De La Rue’s adjusted operating profit fell to 62.8 million pounds in the year ended March 31, from 70.7 million pounds a year earlier. The company said it expected this year’s profit to be in line with last year’s.
“While losing the new UK passport tender was disappointing, it does not change our goals, nor does it detract from the underlying performance of the Group which remains strong,” said chief executive Martin Sutherland.
De La Rue shares were expected to open around 1 percent lower, according to traders.
Full-year revenue rose 7 percent to 494 million pounds, and the company maintained its full-year dividend per share at 25 pence from last year.
De La Rue warned last month that underlying operating profit for the year would be in the low to mid 60s of millions of pounds. It sold its paper business last year to reduce volatility and is focusing on less capital-intensive technology.

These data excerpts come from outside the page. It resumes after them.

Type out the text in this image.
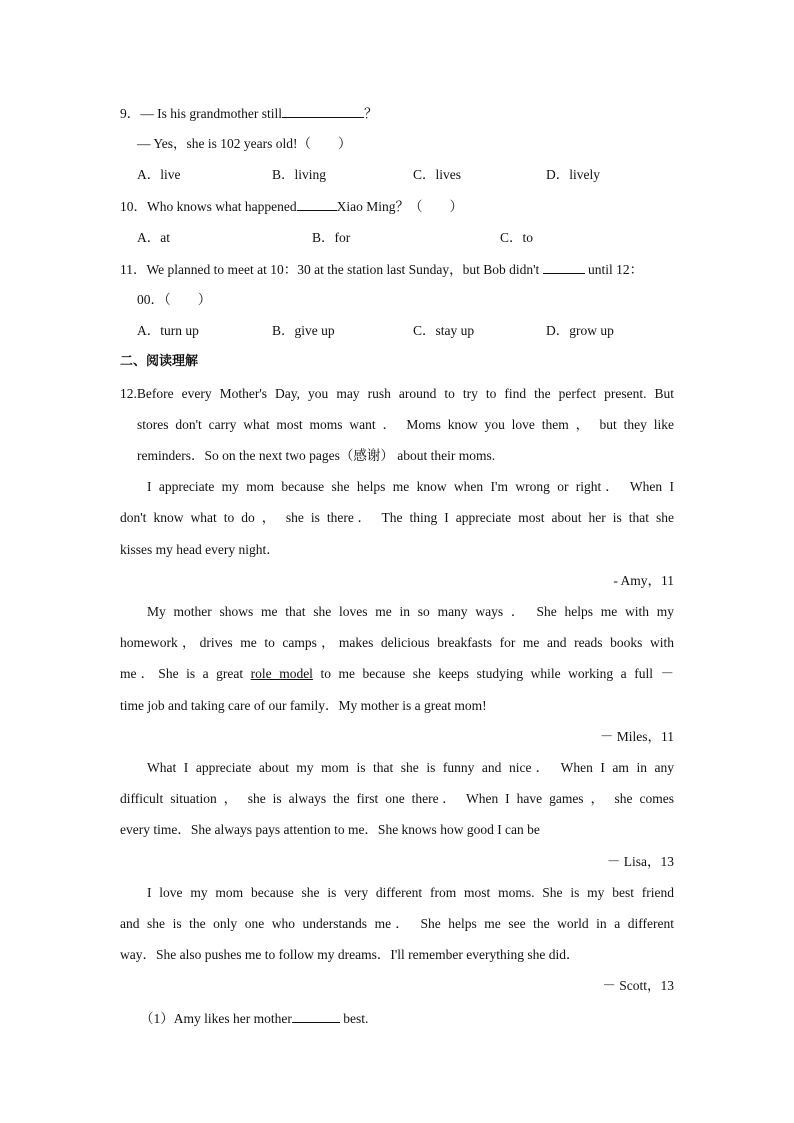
9．— Is his grandmother still	？
— Yes，she is 102 years old!（　　）
A．live	B．living	C．lives	D．lively
10．Who knows what happened	Xiao Ming？（　　）
A．at	B．for	C．to
11．We planned to meet at 10：30 at the station last Sunday，but Bob didn't	until 12：
00．（　　）
A．turn up	B．give up	C．stay up	D．grow up
二、阅读理解
12.Before every Mother's Day, you may rush around to try to find the perfect present. But
stores don't carry what most moms want ． Moms know you love them ， but they like
reminders．So on the next two pages（感谢） about their moms.
I appreciate my mom because she helps me know when I'm wrong or right． When I
don't know what to do ， she is there． The thing I appreciate most about her is that she
kisses my head every night．
- Amy，11
My mother shows me that she loves me in so many ways ． She helps me with my
homework，drives me to camps，makes delicious breakfasts for me and reads books with
me．She is a great role model to me because she keeps studying while working a full －
time job and taking care of our family．My mother is a great mom!
－ Miles，11
What I appreciate about my mom is that she is funny and nice． When I am in any
difficult situation ， she is always the first one there． When I have games ， she comes
every time．She always pays attention to me．She knows how good I can be
－ Lisa，13
I love my mom because she is very different from most moms. She is my best friend
and she is the only one who understands me． She helps me see the world in a different
way．She also pushes me to follow my dreams．I'll remember everything she did．
－ Scott，13
（1）Amy likes her mother	best.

The 60 million pounds in proceeds for the sale, along with a huge reduction in pension liabilities due to a change in the inflation measure it uses to calculate the deficit, helped it more than halve net debt to 49.9 million pounds, its lowest in five years.
“The stronger balance sheet creates greater flexibility for the Group to allocate capital to deliver long term shareholder value,” De La Rue said.
De La Rue lost a contract for Britain’s new post-Brexit blue passports to Franco-Dutch digital security group Gemalto <GTO.AS> last month, leading to a 4 million-pound writeoff. It said last month it would not challenge the decision.
The company’s troubles have been compounded with the resignation of chief financial officer Jitesh Sodha in March following a previous profit warning. De La Rue said on Wednesday Helen Willis, most recently CFO of electronics distributor Premier Farnell, would take over as interim finance chief.
Revenue at De La Rue’s currency business, its biggest unit which specialises in printing, security threads and holographic features for banknotes, rose by 6 percent year-on-year, but adjusted operating profit fell 10 percent.